Numbers 14

Chapter fourteen shows Israel’s response to the spies’ report. Shocked and scared, the people began to wail for their lives, wondering again why God had brought them to this place, only to die (Numbers 14:1-4). They feared for their wives and children, and even considered replacing Moses as their leader and returning to Egypt. Seeing what had happened, four men fell on their faces before God – Moses, Aaron, and two of the spies – Caleb and Joshua (Numbers 14:5-10). Caleb tried to persuade the people that God would lead them, but they would not listen. They actually prepared to kill all four of them right there. Then God appeared.

As the shekinah glory filled the area, God threatened to kill them all, offering to start over with Moses’ family (Numbers 14:11-19). Moses, again, pleaded on their behalf, noting that God’s name and reputation among the nations was at stake. It is noteworthy that Moses did not disagree with God; the rebels needed to die. Their continued disobedience was not good for God’s glory either. However, if God killed “this entire people at once,” fulfilling his promise to bring them into the land would be impossible right away, also defaming him. Of course, God already knew this, but the people needed to see Moses praying on their behalf.
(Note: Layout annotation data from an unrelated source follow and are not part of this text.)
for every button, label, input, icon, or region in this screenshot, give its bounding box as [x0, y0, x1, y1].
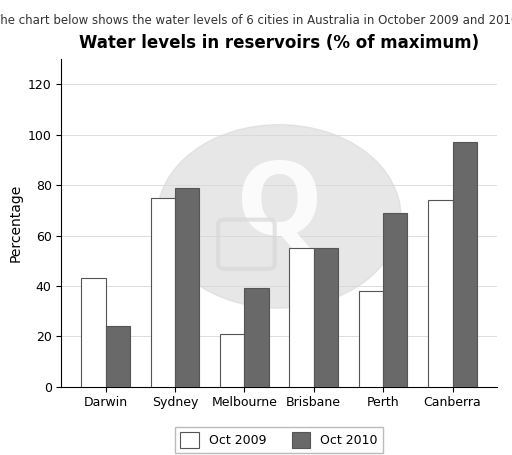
Bar [105, 326, 130, 387]
Legend: Oct 2009, Oct 2010: Oct 2009, Oct 2010 [175, 427, 383, 453]
Bar [453, 142, 477, 387]
Y-axis label: Percentage: Percentage [8, 184, 23, 262]
Bar [359, 291, 383, 387]
Title: Water levels in reservoirs (% of maximum): Water levels in reservoirs (% of maximum… [79, 34, 479, 52]
Bar [81, 278, 105, 387]
Bar [220, 334, 244, 387]
Bar [428, 200, 453, 387]
Bar [244, 288, 269, 387]
Circle shape [157, 125, 401, 308]
Bar [175, 187, 199, 387]
Bar [314, 248, 338, 387]
Bar [151, 198, 175, 387]
Text: Q: Q [237, 158, 322, 255]
Bar [383, 213, 408, 387]
Text: The chart below shows the water levels of 6 cities in Australia in October 2009 : The chart below shows the water levels o… [0, 14, 512, 27]
Bar [289, 248, 314, 387]
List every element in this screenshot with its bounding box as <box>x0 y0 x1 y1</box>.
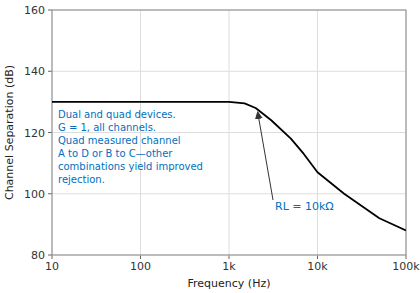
grid-line <box>52 193 406 194</box>
tick-mark <box>48 71 52 72</box>
tick-mark <box>406 255 407 259</box>
tick-label: 80 <box>31 249 45 262</box>
tick-label: 160 <box>24 4 45 17</box>
tick-mark <box>48 193 52 194</box>
y-axis-label: Channel Separation (dB) <box>3 65 16 200</box>
tick-mark <box>52 255 53 259</box>
annotation-arrow <box>258 112 273 200</box>
tick-label: 100 <box>24 188 45 201</box>
tick-label: 140 <box>24 65 45 78</box>
curve <box>52 102 406 231</box>
plot-frame <box>52 10 406 255</box>
tick-label: 10k <box>307 260 328 273</box>
annotation: RL = 10kΩ <box>275 200 334 213</box>
tick-mark <box>229 255 230 259</box>
annotation: Dual and quad devices.G = 1, all channel… <box>58 109 203 185</box>
tick-mark <box>48 132 52 133</box>
x-axis-label: Frequency (Hz) <box>188 277 271 290</box>
tick-mark <box>317 255 318 259</box>
tick-label: 120 <box>24 127 45 140</box>
grid-line <box>52 71 406 72</box>
plot-background <box>52 10 406 255</box>
tick-mark <box>48 10 52 11</box>
tick-label: 1k <box>222 260 236 273</box>
plot-marks <box>52 102 406 231</box>
tick-mark <box>48 255 52 256</box>
tick-label: 10 <box>45 260 59 273</box>
tick-mark <box>140 255 141 259</box>
tick-label: 100 <box>130 260 151 273</box>
tick-label: 100k <box>392 260 420 273</box>
chart: 10 100 1k 10k 100k 80 100 120 140 160 Frequency (H… <box>0 0 420 293</box>
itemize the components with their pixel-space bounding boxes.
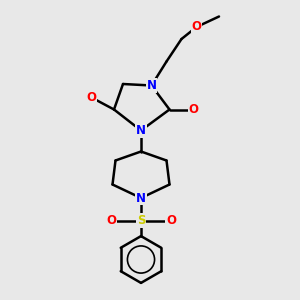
Text: O: O: [191, 20, 202, 34]
Text: O: O: [106, 214, 116, 227]
Text: N: N: [136, 124, 146, 137]
Text: N: N: [136, 191, 146, 205]
Text: O: O: [86, 91, 97, 104]
Text: O: O: [188, 103, 199, 116]
Text: N: N: [146, 79, 157, 92]
Text: S: S: [137, 214, 145, 227]
Text: O: O: [166, 214, 176, 227]
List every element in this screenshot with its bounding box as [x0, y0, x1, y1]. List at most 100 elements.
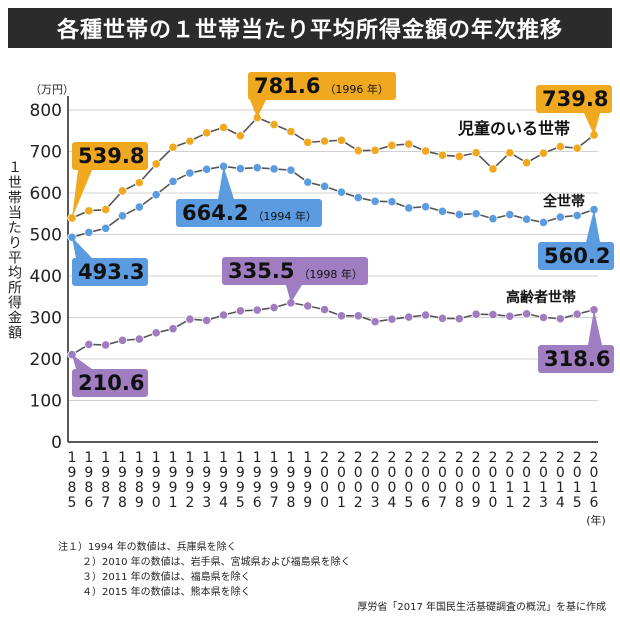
callout-pointer	[72, 170, 92, 218]
data-point	[471, 209, 481, 219]
data-point	[319, 181, 330, 191]
y-tick-label: 0	[51, 433, 62, 453]
data-point	[168, 176, 178, 186]
data-point	[151, 190, 161, 200]
x-tick-label: 0	[455, 465, 464, 481]
callout-year-note: （1994 年）	[252, 209, 317, 223]
data-point	[488, 309, 498, 320]
x-tick-label: 0	[371, 480, 380, 496]
x-tick-label: 2	[489, 450, 498, 466]
x-tick-label: 9	[202, 480, 211, 496]
x-tick-label: 7	[101, 495, 110, 511]
data-point	[151, 328, 161, 338]
data-point	[252, 163, 262, 173]
x-tick-label: 9	[169, 465, 178, 481]
data-point	[319, 305, 330, 315]
x-tick-label: 0	[472, 465, 481, 481]
callout-pointer	[72, 354, 92, 369]
data-point	[168, 324, 178, 334]
series-label-child: 児童のいる世帯	[457, 119, 570, 138]
y-tick-label: 800	[30, 101, 62, 121]
note-2: ２）2010 年の数値は、岩手県、宮城県および福島県を除く	[82, 557, 351, 568]
data-point	[134, 178, 144, 188]
x-tick-label: 0	[320, 480, 329, 496]
data-point	[286, 126, 296, 137]
data-point	[572, 210, 582, 221]
data-point	[387, 140, 397, 150]
series-label-elderly: 高齢者世帯	[506, 289, 576, 306]
x-tick-label: 1	[337, 495, 346, 511]
data-point	[202, 164, 212, 174]
data-point	[404, 139, 414, 149]
data-point	[370, 317, 380, 327]
x-tick-label: 2	[455, 450, 464, 466]
callout-box	[248, 72, 396, 100]
x-tick-label: 0	[404, 480, 413, 496]
data-point	[134, 202, 144, 212]
x-tick-label: 9	[219, 465, 228, 481]
data-point	[286, 165, 296, 175]
x-tick-label: 6	[253, 495, 262, 511]
x-tick-label: 9	[152, 465, 161, 481]
data-point	[269, 302, 279, 313]
x-tick-label: 2	[472, 450, 481, 466]
data-point	[151, 159, 161, 169]
callout-box	[72, 142, 148, 170]
x-tick-label: 1	[185, 450, 194, 466]
x-tick-label: 2	[354, 495, 363, 511]
x-tick-label: 5	[573, 495, 582, 511]
callout-value: 739.8	[542, 87, 608, 111]
note-1: 注１）1994 年の数値は、兵庫県を除く	[58, 542, 237, 553]
data-point	[370, 145, 380, 155]
x-tick-label: 1	[101, 450, 110, 466]
x-tick-label: 3	[371, 495, 380, 511]
data-point	[522, 309, 532, 319]
series-line	[71, 301, 595, 356]
data-point	[421, 146, 431, 156]
x-tick-label: 1	[135, 450, 144, 466]
x-tick-label: 8	[455, 495, 464, 511]
x-tick-label: 2	[320, 450, 329, 466]
callout-box	[538, 345, 614, 373]
data-point	[522, 214, 532, 224]
x-tick-label: 9	[253, 465, 262, 481]
data-point	[471, 148, 481, 158]
data-point	[269, 119, 279, 130]
x-tick-label: 1	[169, 495, 178, 511]
callout-year-note: （1998 年）	[298, 267, 363, 281]
x-tick-label: 8	[118, 495, 127, 511]
callout-all-start: 493.3	[72, 237, 148, 286]
x-tick-label: 2	[354, 450, 363, 466]
x-tick-label: 1	[539, 480, 548, 496]
x-unit-label: (年)	[586, 513, 606, 527]
callout-elderly-peak: 335.5 （1998 年）	[222, 257, 368, 303]
x-tick-label: 0	[421, 480, 430, 496]
data-point	[336, 135, 347, 145]
x-tick-label: 1	[489, 480, 498, 496]
x-tick-label: 9	[135, 465, 144, 481]
x-tick-label: 1	[236, 450, 245, 466]
data-point	[572, 309, 582, 319]
data-point	[218, 122, 229, 133]
x-tick-label: 6	[421, 495, 430, 511]
data-point	[235, 306, 245, 316]
x-tick-label: 0	[573, 465, 582, 481]
callout-value: 560.2	[544, 244, 610, 268]
data-point	[202, 128, 212, 138]
x-tick-label: 1	[270, 450, 279, 466]
x-tick-label: 0	[320, 465, 329, 481]
x-tick-label: 3	[539, 495, 548, 511]
data-point	[387, 197, 397, 207]
x-tick-label: 6	[84, 495, 93, 511]
callout-pointer	[72, 237, 92, 258]
y-tick-label: 400	[30, 267, 62, 287]
x-tick-label: 9	[253, 480, 262, 496]
x-tick-label: 6	[590, 495, 599, 511]
x-tick-label: 1	[253, 450, 262, 466]
callout-box	[538, 242, 614, 270]
data-point	[471, 309, 481, 319]
x-tick-label: 2	[421, 450, 430, 466]
x-tick-label: 1	[522, 480, 531, 496]
x-tick-label: 2	[590, 450, 599, 466]
x-tick-label: 8	[135, 480, 144, 496]
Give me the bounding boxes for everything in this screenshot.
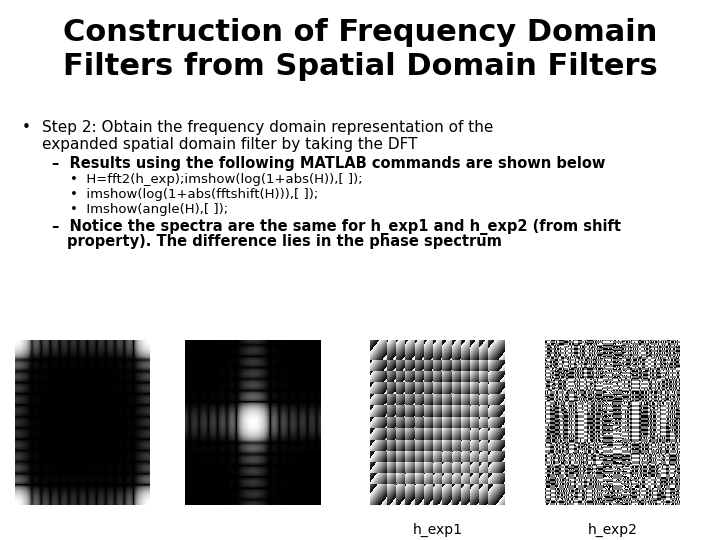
Text: h_exp2: h_exp2 [588,523,637,537]
Text: •  H=fft2(h_exp);imshow(log(1+abs(H)),[ ]);: • H=fft2(h_exp);imshow(log(1+abs(H)),[ ]… [70,173,363,186]
Text: expanded spatial domain filter by taking the DFT: expanded spatial domain filter by taking… [42,137,418,152]
Text: Step 2: Obtain the frequency domain representation of the: Step 2: Obtain the frequency domain repr… [42,120,493,135]
Text: Filters from Spatial Domain Filters: Filters from Spatial Domain Filters [63,52,657,81]
Text: Construction of Frequency Domain: Construction of Frequency Domain [63,18,657,47]
Text: •  imshow(log(1+abs(fftshift(H))),[ ]);: • imshow(log(1+abs(fftshift(H))),[ ]); [70,188,318,201]
Text: –  Notice the spectra are the same for h_exp1 and h_exp2 (from shift: – Notice the spectra are the same for h_… [52,219,621,235]
Text: •  Imshow(angle(H),[ ]);: • Imshow(angle(H),[ ]); [70,204,228,217]
Text: •: • [22,120,31,135]
Text: property). The difference lies in the phase spectrum: property). The difference lies in the ph… [67,234,502,249]
Text: –  Results using the following MATLAB commands are shown below: – Results using the following MATLAB com… [52,156,606,171]
Text: h_exp1: h_exp1 [413,523,462,537]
God agreed and forgave the people, yet he did not withhold the consequences (Numbers 14:20-39). These consequences came in three parts. First, because of Caleb’s faithfulness, God rewarded him with his life and with a special inheritance in the land. Second, the people who accepted the bad report and turned against God and Moses would die, but not right away. In response to Moses’ request, God promised that the people would die over forty years – one year for each day of the spies’ mission – never entering the land they longed for; instead, their children would receive it. Third, the ten faithless spies died immediately at the hand of God for leading the people astray.

As humans so often do when faced with consequences, the people tried to change their minds (Numbers 14:40-45). Now they were ready to enter the land, even against Moses’ advice. Upon their attempt without God, “the Amalekites and the Canaanites who lived in that hill country” attacked them, resulting in the first casualties of their disbelief.